Ich bin viel mit dem Zug unterwegs. Nicht das erste Mal höre ich diese Durchsage. Aber sie lässt mich immer noch nicht kalt. Notarzteinsatz am Gleis, das heißt: Da hat jemand versucht, sich umzubringen. Sein Leben zu beenden, indem er oder sie sich vor den Zug wirft.

Als Reisender kriege ich nicht viel von dem mit, was dann passiert. Ich halte nichts davon, gaffend am Fenster zu stehen. Und so warte ich halt. Ich weiß aber, wie einschneidend der Notarzteinsatz am Gleis für alle Beteiligten ist. Vor allem für die Lokführerin oder der Lokführer. Die sind danach oftmals tage- und wochenlang nicht mehr in der Lage ihren Beruf ohne Angst auszuführen. Manche hören ganz auf, so sehr verfolgt sie die Bilder des Unfalls.

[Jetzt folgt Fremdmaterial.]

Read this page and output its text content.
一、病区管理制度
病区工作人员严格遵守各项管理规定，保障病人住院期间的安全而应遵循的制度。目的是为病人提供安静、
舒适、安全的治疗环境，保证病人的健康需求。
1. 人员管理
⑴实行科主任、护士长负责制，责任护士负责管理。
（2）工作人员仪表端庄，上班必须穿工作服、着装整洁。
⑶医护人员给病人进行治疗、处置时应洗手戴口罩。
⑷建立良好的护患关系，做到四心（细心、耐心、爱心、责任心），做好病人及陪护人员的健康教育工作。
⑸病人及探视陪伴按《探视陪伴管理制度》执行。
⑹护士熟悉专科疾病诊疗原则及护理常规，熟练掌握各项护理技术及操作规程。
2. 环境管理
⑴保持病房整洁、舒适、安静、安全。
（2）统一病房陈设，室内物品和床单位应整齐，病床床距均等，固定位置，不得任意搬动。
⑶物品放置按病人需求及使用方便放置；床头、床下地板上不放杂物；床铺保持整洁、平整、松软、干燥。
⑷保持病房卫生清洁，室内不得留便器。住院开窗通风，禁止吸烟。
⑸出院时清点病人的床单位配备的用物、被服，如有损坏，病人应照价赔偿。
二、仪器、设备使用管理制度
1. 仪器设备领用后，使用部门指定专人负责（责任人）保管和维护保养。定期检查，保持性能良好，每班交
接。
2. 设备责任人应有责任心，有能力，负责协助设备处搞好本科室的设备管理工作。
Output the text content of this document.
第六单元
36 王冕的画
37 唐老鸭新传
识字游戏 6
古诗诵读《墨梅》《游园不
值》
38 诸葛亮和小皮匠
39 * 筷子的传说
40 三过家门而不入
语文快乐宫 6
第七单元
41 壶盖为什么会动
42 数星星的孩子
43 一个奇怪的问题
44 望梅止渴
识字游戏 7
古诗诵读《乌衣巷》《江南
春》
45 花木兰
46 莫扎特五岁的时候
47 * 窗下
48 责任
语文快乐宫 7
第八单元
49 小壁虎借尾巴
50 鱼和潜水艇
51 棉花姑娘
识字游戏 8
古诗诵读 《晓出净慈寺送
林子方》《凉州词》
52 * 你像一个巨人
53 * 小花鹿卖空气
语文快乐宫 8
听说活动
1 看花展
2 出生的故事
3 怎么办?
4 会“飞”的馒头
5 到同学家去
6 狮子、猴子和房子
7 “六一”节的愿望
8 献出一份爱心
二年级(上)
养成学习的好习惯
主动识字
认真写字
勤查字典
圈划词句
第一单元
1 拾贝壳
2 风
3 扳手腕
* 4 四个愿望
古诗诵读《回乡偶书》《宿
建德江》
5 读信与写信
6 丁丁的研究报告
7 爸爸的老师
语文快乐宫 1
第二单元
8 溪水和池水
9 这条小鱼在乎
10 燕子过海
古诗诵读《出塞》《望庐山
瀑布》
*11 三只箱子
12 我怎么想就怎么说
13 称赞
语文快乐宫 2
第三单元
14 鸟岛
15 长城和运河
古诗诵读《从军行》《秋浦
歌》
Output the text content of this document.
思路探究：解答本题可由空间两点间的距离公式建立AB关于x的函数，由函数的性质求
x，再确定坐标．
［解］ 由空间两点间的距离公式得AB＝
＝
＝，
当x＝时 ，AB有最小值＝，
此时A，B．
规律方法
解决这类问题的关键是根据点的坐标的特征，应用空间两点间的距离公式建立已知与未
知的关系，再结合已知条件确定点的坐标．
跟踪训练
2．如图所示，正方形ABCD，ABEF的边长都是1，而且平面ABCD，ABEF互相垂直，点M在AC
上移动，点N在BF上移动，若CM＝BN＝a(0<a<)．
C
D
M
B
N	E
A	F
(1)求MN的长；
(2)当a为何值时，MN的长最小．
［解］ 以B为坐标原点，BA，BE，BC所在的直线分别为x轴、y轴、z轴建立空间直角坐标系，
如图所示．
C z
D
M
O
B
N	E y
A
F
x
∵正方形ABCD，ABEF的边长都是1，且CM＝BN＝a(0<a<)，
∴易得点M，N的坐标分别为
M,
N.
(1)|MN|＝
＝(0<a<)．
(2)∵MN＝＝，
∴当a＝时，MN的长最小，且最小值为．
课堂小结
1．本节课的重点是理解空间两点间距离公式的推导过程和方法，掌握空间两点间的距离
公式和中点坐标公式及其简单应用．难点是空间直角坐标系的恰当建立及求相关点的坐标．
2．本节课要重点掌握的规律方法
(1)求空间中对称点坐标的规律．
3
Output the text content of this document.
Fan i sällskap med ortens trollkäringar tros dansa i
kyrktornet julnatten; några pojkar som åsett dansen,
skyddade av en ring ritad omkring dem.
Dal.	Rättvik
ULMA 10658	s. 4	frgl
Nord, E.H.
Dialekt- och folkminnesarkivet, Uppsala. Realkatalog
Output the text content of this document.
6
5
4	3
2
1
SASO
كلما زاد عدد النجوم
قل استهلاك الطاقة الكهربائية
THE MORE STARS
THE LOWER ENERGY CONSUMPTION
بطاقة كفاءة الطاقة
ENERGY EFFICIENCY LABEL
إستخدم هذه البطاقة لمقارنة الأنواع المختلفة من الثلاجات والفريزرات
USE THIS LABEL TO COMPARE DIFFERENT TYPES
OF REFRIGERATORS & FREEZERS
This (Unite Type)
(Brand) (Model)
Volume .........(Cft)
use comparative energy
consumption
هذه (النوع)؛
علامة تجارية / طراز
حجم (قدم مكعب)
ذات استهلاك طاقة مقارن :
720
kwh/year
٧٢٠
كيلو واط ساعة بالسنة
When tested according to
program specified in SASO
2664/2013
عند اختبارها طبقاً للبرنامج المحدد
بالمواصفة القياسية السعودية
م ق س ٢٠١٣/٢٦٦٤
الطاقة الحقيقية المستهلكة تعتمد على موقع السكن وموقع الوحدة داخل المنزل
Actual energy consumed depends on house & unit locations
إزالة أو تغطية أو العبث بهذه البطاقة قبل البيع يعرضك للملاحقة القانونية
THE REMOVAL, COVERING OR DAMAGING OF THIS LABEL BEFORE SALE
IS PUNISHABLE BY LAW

Und während der Zug steht, denke auch in an die Menschen, die wohlmöglich noch um das Leben des Sterbenden kämpfen. Und ich denke vor allem an den Menschen, der sein Leben beenden will. Der nicht mehr Leben kann. Der keinen anderen Ausweg mehr sieht, als sich selbst zu töten.

Bis heute fällt mir schwer, mich in diese Situation hineinzufühlen. Aus vielen Büchern und Studien weiß ich, dass der Suizid fast immer einer Logik der Enge folgt. Das eigene Leben wird immer enger und aussichtsloser. Das Leben, seine Möglichkeiten und Chancen, treten mehr und mehr in den Hintergrund. Das Leben verdunkelt sich. Das Ende wird zum einzigen Ausweg.

Bei einem Notarzteinsatz am Gleis kann ich nichts tun. Nur an den Menschen denken – und an die Menschen, die ich kenne und die mir lieb und teuer sind. Und ich bete darum, dass ich bemerke, wenn sich ihr Leben verdunkelt. Dass es für sie nie zu einem letzten Schritt kommen muss.